1. Navigate to IBM Cloud and open a trial account. No need to provide a credit card
2. Choose IBM Cloud Object Storage service from the catalog
3. Create a new bucket in IBM Cloud Object Storage
4. Create credentials for the bucket with HMAC (access key and secret key)
5. Choose IBM Cloud Functions service from the catalog and create a service


#### Lithops setup
1. By using “git” tool, install master branch of the Lithops project from
https://github.com/lithops-cloud/lithops
2. Follow Lithops documentation and configure Lithops against IBM Cloud Functions and IBM Cloud Object Storage
3. Configure Lithops log level to be in DEBUG mode
4. Run Hello World example by using Futures API and verify all is working properly.


#### IBM Cloud Object Storage setup
1. Upload all the input CSV files that you used in homework 2 into the bucket you created in IBM Cloud Object Storage


<br><br><br>

In [9]:
#!pip install git+https://github.com/lithops-cloud/lithops.git

In [3]:
!lithops test

2022-01-10 20:40:19,344 [INFO] lithops.config -- Lithops v2.5.9.dev0
2022-01-10 20:40:19,348 [INFO] lithops.storage.backends.localhost.localhost -- Localhost storage client created
2022-01-10 20:40:19,348 [INFO] lithops.localhost.localhost -- Localhost compute client created
2022-01-10 20:40:19,348 [INFO] lithops.invokers -- ExecutorID 7075f1-0 | JobID A000 - Selected Runtime: python 
2022-01-10 20:40:19,351 [INFO] lithops.invokers -- ExecutorID 7075f1-0 | JobID A000 - Starting function invocation: hello() - Total: 1 activations
2022-01-10 20:40:19,646 [INFO] lithops.invokers -- ExecutorID 7075f1-0 | JobID A000 - View execution logs at /private/var/folders/lg/pbb4ypp52kx1shc2q76nnnlc0000gn/T/lithops/logs/7075f1-0-A000.log
2022-01-10 20:40:19,647 [INFO] lithops.wait -- ExecutorID 7075f1-0 - Getting results from functions

  100%|██████████████████████████████████████████████████████████████████| 1/1  

2022-01-10 20:40:21,694 [INFO] lithops.executors -- ExecutorID 7075f1-0 - Cleaning te

In [10]:
import lithops
import os
from io import StringIO
import pandas as pd

In [13]:
def hello(name):
    return 'Hello {}!'.format(name)

with lithops.FunctionExecutor() as fexec:
    fut = fexec.call_async(hello, 'World')
    print(fut.result())

2022-01-10 20:41:41,534 [INFO] lithops.config -- Lithops v2.5.9.dev0
2022-01-10 20:41:41,543 [INFO] lithops.storage.backends.localhost.localhost -- Localhost storage client created
2022-01-10 20:41:41,543 [INFO] lithops.localhost.localhost -- Localhost compute client created
2022-01-10 20:41:41,544 [INFO] lithops.invokers -- ExecutorID ffb656-0 | JobID A000 - Selected Runtime: python 
2022-01-10 20:41:41,547 [INFO] lithops.invokers -- ExecutorID ffb656-0 | JobID A000 - Starting function invocation: hello() - Total: 1 activations
2022-01-10 20:41:42,062 [INFO] lithops.invokers -- ExecutorID ffb656-0 | JobID A000 - View execution logs at /private/var/folders/lg/pbb4ypp52kx1shc2q76nnnlc0000gn/T/lithops/logs/ffb656-0-A000.log
2022-01-10 20:41:42,070 [INFO] lithops.storage.backends.localhost.localhost -- Localhost storage client created


Hello World!


# Question 1
## Serverless MapReduceEngine

Modify MapReduceEngine from homework 2 into the MapReduceServerlessEngine where map and reduce tasks executed as a serverless actions, instead of local threads.

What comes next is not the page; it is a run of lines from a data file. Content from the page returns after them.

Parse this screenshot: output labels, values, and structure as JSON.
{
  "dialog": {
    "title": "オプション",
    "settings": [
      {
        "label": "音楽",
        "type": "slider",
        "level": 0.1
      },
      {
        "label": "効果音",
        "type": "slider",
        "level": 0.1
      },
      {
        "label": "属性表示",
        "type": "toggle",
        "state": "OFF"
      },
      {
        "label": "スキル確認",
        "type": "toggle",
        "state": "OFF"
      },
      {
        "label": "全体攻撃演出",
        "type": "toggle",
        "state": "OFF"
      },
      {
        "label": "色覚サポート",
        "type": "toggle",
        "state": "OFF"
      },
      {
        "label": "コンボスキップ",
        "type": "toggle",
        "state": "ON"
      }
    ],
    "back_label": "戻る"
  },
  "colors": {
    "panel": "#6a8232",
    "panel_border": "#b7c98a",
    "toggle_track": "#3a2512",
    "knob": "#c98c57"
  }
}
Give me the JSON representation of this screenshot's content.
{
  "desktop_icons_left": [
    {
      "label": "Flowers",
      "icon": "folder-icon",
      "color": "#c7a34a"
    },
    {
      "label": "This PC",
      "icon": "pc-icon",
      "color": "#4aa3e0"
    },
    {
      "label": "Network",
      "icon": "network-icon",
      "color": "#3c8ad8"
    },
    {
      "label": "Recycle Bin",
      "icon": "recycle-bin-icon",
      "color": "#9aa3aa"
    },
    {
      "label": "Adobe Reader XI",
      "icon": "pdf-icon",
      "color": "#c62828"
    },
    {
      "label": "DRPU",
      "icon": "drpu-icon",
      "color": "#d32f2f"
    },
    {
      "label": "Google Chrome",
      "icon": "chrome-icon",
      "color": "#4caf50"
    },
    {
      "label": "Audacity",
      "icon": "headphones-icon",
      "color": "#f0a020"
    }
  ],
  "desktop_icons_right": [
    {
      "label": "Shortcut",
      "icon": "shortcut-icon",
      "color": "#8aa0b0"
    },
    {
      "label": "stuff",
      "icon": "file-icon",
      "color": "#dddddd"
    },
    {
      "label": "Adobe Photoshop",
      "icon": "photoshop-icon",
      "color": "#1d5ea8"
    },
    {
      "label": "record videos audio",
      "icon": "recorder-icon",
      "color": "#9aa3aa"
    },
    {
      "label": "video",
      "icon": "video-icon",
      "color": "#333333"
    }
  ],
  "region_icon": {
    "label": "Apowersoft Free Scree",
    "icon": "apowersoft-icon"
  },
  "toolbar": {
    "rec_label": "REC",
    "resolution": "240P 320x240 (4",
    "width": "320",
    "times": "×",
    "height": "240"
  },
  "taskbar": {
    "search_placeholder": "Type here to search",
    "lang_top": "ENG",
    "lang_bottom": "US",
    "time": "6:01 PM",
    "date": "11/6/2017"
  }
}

In particular:
1. Deploy all map tasks as a serverless actions by using Lithops against IBM Cloud Functions.
2. Collect results from all map tasks and store them in the same SQLite as you used in MapReduceEngine and use the same code for the sort and shuffle phase.
3. Deploy reduce tasks by using Lithops against IBM Cloud Functions. Instead of persisting results from reduce tasks, return results back to the MapReduceServerlessEngine and proceed with the same workflow as in MapReduceEngine
4. Return results of reduce tasks to the user

**Please attach:**  
Text file with all log messages Lithops printed to console during the execution. Make
sure log level is set to DEBUG mode.

#### Code:

In [14]:
import sqlite3
from sqlite3 import Error

In [15]:
def create_connection(db_data):
    try:
        conn = sqlite3.connect(db_data)
        print("Establish connection")
    except Error as e:
        print(e)
    finally:
        return conn


def create_table(conn, create_table_query):
    try:
        c = conn.cursor()
        c.execute(create_table_query)
    except Error as e:
        print(e)
        
def query(conn, select_query):
    try:
        c = conn.cursor()
        select_all = select_query
        rows = c.execute(select_all).fetchall()
        # Output to the console screen
        return rows
    
    except Error as e:
        print(e)

In [16]:
MYDATA_DB = 'temp_results.db'

create_table_temp_results = '''CREATE TABLE IF NOT EXISTS temp_results(
                                key TEXT,
                                value TEXT)
                            '''
conn = create_connection(MYDATA_DB)
create_table(conn,create_table_temp_results)

Establish connection


In [17]:
import concurrent.futures as cf

class MapReduceServerlessEngine():
    
    def execute(self, input_data, map_function, reduce_function, params):
        
        fexec = lithops.FunctionExecutor(log_level='DEBUG')
                
        # map function
        map_collector = []
        for count, csv_file in enumerate(input_data):
            fexec.call_async(inverted_map, [csv_file,params])
            map_collector.append(fexec.get_result())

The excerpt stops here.